Introduction

Google Cloud load balancers send traffic only to backends that pass the configured health checks. When a backend stays unhealthy, the service can lose capacity or fail entirely even though the VM, instance group, or NEG still exists. The root cause is usually a mismatch between the health check and the actual application listener, blocked probe traffic, or a backend service configuration that no longer matches the deployed workload.

Symptoms

  • Google Cloud load balancer backends remain unhealthy in the backend service view.
  • Users receive 502, 503, or connection failures through the load balancer.
  • The application works from inside the VM or cluster but is not marked healthy externally.
  • Health status changed after a port update, MIG rollout, firewall change, or backend service edit.
  • Some zones or endpoints stay healthy while others fail consistently.

Common Causes

  • The health check is probing the wrong port, path, or protocol.
  • Firewall rules do not allow probe traffic from Google health check source ranges.
  • The application listens only on localhost or on a different port than the backend service expects.
  • Backend instances are overloaded, slow to start, or return non-success responses to health checks.
  • Named ports, instance group settings, or NEG attachments do not match the deployed service.
  • Recent rollout changes left part of the backend pool serving an outdated or broken configuration.

Step-by-Step Fix

  1. Open the backend service in Google Cloud and identify which backend instances, zones, or endpoints are marked unhealthy.
  2. Review the health check configuration in detail, including protocol, port selection, request path, host header, and thresholds.
  3. Confirm the application is listening on the expected interface and port.
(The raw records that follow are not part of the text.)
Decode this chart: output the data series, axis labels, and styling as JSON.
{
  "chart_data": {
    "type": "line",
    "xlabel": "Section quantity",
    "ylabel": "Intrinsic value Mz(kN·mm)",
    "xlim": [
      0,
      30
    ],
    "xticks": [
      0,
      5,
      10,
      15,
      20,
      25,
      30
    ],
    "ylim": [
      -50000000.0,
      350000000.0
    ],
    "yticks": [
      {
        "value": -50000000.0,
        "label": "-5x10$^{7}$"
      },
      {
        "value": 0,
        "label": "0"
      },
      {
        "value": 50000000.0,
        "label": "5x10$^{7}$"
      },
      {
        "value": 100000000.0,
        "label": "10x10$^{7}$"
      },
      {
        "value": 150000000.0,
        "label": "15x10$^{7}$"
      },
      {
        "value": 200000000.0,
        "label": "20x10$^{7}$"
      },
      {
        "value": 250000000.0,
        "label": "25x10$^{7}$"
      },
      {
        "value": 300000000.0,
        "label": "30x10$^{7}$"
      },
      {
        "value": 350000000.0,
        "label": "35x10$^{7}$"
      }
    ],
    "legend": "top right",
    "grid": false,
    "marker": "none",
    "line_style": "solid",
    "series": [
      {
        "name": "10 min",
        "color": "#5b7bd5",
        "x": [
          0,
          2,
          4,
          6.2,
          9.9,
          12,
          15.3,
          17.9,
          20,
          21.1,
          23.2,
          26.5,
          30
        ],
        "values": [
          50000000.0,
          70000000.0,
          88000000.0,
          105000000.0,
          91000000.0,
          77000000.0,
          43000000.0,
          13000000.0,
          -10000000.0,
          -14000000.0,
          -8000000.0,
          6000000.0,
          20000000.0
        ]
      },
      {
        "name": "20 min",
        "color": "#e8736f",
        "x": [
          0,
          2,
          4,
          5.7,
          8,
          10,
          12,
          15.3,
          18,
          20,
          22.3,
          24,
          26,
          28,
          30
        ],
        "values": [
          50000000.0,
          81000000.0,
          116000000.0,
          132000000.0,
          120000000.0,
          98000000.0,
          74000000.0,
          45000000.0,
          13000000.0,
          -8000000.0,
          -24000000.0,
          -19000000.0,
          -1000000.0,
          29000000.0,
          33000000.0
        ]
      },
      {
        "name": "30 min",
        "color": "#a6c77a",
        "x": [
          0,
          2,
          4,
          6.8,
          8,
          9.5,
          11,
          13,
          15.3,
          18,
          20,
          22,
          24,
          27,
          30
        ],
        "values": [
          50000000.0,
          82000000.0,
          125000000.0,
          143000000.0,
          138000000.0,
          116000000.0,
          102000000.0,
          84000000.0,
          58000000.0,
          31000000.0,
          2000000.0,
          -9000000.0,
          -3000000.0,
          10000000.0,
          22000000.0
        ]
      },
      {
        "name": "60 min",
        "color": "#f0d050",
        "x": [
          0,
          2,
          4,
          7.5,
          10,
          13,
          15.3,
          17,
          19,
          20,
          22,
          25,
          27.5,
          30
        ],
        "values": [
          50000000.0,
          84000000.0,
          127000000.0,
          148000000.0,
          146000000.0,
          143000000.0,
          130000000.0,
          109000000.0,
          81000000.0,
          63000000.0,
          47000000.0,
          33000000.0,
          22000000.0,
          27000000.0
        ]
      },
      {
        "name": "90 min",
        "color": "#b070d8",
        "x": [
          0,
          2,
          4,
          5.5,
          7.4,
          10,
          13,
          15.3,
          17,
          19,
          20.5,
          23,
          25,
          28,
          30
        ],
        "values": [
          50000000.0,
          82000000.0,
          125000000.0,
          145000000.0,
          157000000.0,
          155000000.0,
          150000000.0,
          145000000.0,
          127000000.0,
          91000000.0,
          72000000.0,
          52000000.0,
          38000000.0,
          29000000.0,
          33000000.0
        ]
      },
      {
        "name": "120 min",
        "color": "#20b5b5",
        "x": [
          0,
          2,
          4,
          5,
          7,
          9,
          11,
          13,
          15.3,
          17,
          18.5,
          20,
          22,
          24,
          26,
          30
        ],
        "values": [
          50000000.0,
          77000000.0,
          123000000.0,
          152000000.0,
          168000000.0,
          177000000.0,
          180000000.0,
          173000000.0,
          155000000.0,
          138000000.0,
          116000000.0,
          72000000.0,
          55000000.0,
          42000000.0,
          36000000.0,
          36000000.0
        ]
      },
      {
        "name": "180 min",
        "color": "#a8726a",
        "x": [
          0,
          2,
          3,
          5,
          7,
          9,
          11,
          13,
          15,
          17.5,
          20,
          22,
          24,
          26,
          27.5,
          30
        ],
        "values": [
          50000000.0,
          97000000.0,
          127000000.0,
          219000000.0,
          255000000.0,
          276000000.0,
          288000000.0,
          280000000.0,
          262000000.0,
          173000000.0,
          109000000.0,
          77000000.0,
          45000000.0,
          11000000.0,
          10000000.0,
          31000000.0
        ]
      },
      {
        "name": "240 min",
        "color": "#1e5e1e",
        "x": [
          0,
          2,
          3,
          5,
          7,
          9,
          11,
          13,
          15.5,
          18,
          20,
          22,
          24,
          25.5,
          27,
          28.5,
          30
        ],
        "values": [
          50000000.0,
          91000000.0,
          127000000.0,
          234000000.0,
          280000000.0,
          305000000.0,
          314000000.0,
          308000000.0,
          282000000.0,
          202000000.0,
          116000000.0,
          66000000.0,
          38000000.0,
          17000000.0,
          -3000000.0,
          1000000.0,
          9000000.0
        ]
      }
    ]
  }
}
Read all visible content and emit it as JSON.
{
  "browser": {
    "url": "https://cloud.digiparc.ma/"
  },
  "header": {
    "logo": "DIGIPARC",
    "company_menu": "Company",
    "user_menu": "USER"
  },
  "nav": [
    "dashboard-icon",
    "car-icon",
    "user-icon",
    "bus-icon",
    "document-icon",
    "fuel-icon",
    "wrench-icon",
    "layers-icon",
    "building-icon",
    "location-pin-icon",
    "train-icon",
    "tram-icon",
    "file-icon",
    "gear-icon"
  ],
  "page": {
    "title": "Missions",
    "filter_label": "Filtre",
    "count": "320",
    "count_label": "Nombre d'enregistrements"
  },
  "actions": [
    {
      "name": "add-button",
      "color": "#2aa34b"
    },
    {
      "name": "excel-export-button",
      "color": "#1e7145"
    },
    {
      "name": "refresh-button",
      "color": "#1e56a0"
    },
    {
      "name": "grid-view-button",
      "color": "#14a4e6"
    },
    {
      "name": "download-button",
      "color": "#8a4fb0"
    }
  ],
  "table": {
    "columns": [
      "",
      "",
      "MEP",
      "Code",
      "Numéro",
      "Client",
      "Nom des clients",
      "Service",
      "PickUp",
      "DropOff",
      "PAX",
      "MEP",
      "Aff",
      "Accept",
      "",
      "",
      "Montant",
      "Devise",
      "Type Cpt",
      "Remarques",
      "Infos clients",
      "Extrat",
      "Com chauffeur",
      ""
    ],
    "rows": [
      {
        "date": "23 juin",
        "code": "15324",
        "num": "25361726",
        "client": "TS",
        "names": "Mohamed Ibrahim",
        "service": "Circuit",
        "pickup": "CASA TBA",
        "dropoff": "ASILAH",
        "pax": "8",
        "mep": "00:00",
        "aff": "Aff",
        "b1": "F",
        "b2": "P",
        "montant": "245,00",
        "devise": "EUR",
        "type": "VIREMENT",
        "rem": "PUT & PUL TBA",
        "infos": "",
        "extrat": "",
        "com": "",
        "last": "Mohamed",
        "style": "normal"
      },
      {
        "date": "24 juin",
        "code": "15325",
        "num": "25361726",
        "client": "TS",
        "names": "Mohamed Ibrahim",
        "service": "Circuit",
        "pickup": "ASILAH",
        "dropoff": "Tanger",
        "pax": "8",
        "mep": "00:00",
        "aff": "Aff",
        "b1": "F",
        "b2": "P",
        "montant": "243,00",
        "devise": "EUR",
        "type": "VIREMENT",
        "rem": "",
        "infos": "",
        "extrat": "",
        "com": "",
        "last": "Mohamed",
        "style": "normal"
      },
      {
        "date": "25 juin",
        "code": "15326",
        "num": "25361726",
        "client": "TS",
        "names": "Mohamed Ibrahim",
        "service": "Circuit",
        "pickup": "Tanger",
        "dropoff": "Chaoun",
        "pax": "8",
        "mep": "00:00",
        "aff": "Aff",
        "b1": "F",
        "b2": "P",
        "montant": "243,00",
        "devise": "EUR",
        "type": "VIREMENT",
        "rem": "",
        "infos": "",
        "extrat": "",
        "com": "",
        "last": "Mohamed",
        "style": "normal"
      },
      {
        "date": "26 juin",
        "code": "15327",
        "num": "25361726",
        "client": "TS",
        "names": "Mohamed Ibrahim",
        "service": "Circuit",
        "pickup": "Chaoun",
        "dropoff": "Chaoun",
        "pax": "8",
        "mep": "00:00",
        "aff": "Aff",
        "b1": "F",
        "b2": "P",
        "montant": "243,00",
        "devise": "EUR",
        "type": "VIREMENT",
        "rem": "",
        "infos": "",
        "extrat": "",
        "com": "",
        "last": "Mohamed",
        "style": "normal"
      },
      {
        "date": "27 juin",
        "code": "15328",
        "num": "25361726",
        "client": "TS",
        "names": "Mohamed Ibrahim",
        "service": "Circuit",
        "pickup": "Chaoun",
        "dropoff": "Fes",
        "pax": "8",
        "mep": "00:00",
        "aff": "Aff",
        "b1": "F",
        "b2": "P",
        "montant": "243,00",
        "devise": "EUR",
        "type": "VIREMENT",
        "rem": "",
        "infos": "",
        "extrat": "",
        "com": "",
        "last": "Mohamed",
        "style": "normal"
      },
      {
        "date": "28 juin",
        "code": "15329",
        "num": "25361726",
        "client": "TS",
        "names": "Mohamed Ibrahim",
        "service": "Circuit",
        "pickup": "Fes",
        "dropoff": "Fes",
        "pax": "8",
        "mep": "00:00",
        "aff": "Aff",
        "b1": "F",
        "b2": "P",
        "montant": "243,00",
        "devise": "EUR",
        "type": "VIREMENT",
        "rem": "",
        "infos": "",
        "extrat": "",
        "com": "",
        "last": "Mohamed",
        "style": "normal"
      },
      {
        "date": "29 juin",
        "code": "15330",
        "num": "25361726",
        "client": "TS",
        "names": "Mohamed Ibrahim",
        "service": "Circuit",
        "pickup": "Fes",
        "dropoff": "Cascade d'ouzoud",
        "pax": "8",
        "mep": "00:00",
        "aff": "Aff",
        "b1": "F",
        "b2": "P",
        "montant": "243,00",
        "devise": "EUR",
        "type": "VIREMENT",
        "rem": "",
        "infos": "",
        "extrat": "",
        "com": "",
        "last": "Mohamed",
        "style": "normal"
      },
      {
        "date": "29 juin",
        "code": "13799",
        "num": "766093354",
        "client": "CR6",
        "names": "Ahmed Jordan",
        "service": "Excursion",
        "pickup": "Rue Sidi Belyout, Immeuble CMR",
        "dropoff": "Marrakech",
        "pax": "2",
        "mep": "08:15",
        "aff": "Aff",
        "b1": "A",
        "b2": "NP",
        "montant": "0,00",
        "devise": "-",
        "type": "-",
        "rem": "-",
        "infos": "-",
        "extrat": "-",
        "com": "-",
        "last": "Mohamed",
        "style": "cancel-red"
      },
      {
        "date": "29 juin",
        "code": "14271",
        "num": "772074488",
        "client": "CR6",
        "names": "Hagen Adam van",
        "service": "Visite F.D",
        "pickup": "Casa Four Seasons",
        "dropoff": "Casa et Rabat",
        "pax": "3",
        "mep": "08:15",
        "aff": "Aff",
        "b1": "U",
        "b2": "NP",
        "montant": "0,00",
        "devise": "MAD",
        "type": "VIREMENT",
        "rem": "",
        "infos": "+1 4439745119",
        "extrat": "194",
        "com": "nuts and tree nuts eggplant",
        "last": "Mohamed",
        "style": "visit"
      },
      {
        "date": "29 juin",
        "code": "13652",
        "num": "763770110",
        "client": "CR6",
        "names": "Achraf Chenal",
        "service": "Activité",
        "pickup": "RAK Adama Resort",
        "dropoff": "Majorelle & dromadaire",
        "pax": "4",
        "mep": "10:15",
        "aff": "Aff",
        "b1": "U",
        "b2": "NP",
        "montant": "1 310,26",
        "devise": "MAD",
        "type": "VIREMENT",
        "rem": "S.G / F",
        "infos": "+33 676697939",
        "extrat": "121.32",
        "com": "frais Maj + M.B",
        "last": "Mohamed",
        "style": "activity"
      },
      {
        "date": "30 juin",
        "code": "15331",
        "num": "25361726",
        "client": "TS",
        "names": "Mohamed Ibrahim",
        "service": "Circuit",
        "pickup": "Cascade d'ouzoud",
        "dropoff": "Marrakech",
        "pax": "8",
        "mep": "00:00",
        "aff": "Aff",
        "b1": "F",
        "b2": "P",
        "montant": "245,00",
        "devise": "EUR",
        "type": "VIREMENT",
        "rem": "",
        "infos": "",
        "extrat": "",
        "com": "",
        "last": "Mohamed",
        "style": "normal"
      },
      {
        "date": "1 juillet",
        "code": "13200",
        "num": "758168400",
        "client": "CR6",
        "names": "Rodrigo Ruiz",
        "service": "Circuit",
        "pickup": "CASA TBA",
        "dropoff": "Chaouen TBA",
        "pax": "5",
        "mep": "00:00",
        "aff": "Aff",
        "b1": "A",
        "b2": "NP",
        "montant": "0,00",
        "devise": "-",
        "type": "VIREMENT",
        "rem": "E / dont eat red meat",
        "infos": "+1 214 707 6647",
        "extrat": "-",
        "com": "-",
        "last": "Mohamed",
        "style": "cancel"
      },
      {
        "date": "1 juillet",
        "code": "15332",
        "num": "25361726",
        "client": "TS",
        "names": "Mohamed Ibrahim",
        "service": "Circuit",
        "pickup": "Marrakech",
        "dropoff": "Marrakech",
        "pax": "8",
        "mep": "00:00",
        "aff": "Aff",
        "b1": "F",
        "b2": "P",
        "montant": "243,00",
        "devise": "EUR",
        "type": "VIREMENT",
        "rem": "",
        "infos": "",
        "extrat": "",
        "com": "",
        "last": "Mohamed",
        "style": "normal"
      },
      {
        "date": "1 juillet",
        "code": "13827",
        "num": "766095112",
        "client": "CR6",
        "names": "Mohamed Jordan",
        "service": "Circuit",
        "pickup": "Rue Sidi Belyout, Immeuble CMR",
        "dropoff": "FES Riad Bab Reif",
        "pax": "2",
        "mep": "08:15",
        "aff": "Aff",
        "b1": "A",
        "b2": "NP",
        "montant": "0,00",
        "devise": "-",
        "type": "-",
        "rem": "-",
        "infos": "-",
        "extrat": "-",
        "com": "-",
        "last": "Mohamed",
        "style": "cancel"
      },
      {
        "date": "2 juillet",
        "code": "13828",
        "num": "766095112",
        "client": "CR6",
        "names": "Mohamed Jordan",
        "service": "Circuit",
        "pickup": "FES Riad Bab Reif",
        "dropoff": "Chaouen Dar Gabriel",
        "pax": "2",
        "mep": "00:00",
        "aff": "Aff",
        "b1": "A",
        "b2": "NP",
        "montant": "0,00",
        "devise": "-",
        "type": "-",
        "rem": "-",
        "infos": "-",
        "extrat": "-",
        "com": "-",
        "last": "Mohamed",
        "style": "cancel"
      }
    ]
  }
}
A service bound only to localhost or a mismatched port will fail external health checks.
  4. Test the health check endpoint directly from the backend host or workload and verify it returns the expected success response quickly.
  5. Inspect firewall rules to ensure Google Cloud health check source ranges can reach the backend on the required port.
  6. Check named ports, MIG configuration, or NEG attachments so the backend service points to the right serving port and target instances.
  7. Review application and system logs for startup delays, crashes, high latency, or dependency failures that could make the backend intermittently unhealthy.
  8. If the issue started after a rollout, compare healthy and unhealthy instances for differences in image version, startup scripts, service config, or attached network settings.
  9. After correcting the health check path, firewall rule, or listener configuration, wait for the backend to report healthy and confirm traffic begins flowing again.
  10. Finish by testing through the load balancer and checking backend health over several probe intervals to ensure the recovery is stable.